Line Maltun | Dæhlie Ambassadør

AMBASSADORS

Line Maltun Helland

DOB: 03.03.2001
Living in: Oslo
Follow Line on Strava: Line Maltun
Follow Line on Instagram: @linemaltun

Your favorite workout:

2x10x200 meters on the track with a one-minute break. Serial breaks of about five minutes. A speed slightly above the threshold. I can usually up the pace a little towards the end.

3x300 meters all-out. Eight-minute break. A proper lactic acid workout is popular this season!

Your favorite training arena:

Bislett Stadium on a hot summer’s day



Line MaltunLine Maltun




When it comes to clothes, what is important to you when you’re training?
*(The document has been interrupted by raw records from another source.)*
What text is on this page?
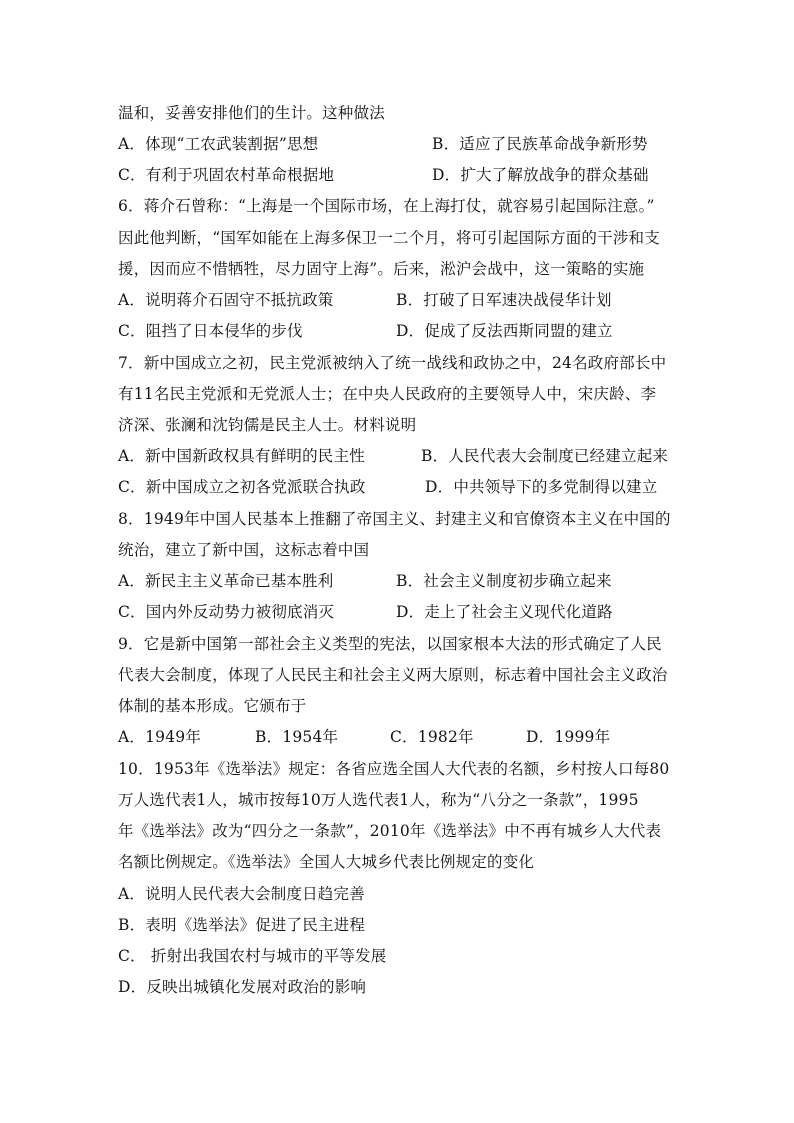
温和，妥善安排他们的生计。这种做法
A．体现“工农武装割据”思想	B．适应了民族革命战争新形势
C．有利于巩固农村革命根据地	D．扩大了解放战争的群众基础
6．蒋介石曾称：“上海是一个国际市场，在上海打仗，就容易引起国际注意。”
因此他判断，“国军如能在上海多保卫一二个月，将可引起国际方面的干涉和支
援，因而应不惜牺牲，尽力固守上海”。后来，淞沪会战中，这一策略的实施
A．说明蒋介石固守不抵抗政策	B．打破了日军速决战侵华计划
C．阻挡了日本侵华的步伐	D．促成了反法西斯同盟的建立
7．新中国成立之初，民主党派被纳入了统一战线和政协之中，24名政府部长中
有11名民主党派和无党派人士；在中央人民政府的主要领导人中，宋庆龄、李
济深、张澜和沈钧儒是民主人士。材料说明
A．新中国新政权具有鲜明的民主性	B．人民代表大会制度已经建立起来
C．新中国成立之初各党派联合执政	D．中共领导下的多党制得以建立
8．1949年中国人民基本上推翻了帝国主义、封建主义和官僚资本主义在中国的
统治，建立了新中国，这标志着中国
A．新民主主义革命已基本胜利	B．社会主义制度初步确立起来
C．国内外反动势力被彻底消灭	D．走上了社会主义现代化道路
9．它是新中国第一部社会主义类型的宪法，以国家根本大法的形式确定了人民
代表大会制度，体现了人民民主和社会主义两大原则，标志着中国社会主义政治
体制的基本形成。它颁布于
A．1949年	B．1954年	C．1982年	D．1999年
10．1953年《选举法》规定：各省应选全国人大代表的名额，乡村按人口每80
万人选代表1人，城市按每10万人选代表1人，称为“八分之一条款”，1995
年《选举法》改为“四分之一条款”，2010年《选举法》中不再有城乡人大代表
名额比例规定。《选举法》全国人大城乡代表比例规定的变化
A．说明人民代表大会制度日趋完善
B．表明《选举法》促进了民主进程
C． 折射出我国农村与城市的平等发展
D．反映出城镇化发展对政治的影响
- When it’s cold outside: We often have long breaks during our training sessions, so it is important to dress properly for training. We have to keep our legs warm. I nearly always have warm tights or sports trousers. The clothes should offer warmth and protection, but, at the same time, feel light and relatively loose.

- When it’s hot: When it’s hot, we should feel good, too. So I wear clothes that are as light and airy as possible. My favorites are short running tights, or shorts and a sports bra. .

Your favorite Dæhlie outfit:

Jacket Intense A super-lightweight jacket with good ventilation and insulation that also feels light. I love wearing this when warming up. T-Shirt Focus: A nice, lightweight T-shirt that provides good ventilation. Not too tight and feels good when it gets hot.
Shorts Oxygen: I’m a big fan of short shorts! The lightweight tights on the inside are super stretchy and easy to move in.
Airnet Wool A favorite for both winter and summer. I like to combine shorts with a thin wool sweater that regulates my body temperature nicely.



What does a normal training week look like for you?

The amount of training varies depending on the season—more quality and less quantity during the summer. Nevertheless, the structure of each week is relatively similar throughout the year:

- 2 sprint sessions with studded shoes: one short sprint and one long sprint
- 2 strength training sessions
- 2 aerobic interval sessions. Typically 2 minutes on the treadmill, or 200–300 meters on the track
- 2 slow paced long-runs: One alternative (cross-country skiing, roller skiing or similar) and one run
- Sunday is always a rest day


Goals for the 2021/2022 running season:

My goals for the season are to improve my personal record in the 400 meters and also to test myself on a few 800-meter races. Getting a good time on the 800 meters would be a bonus!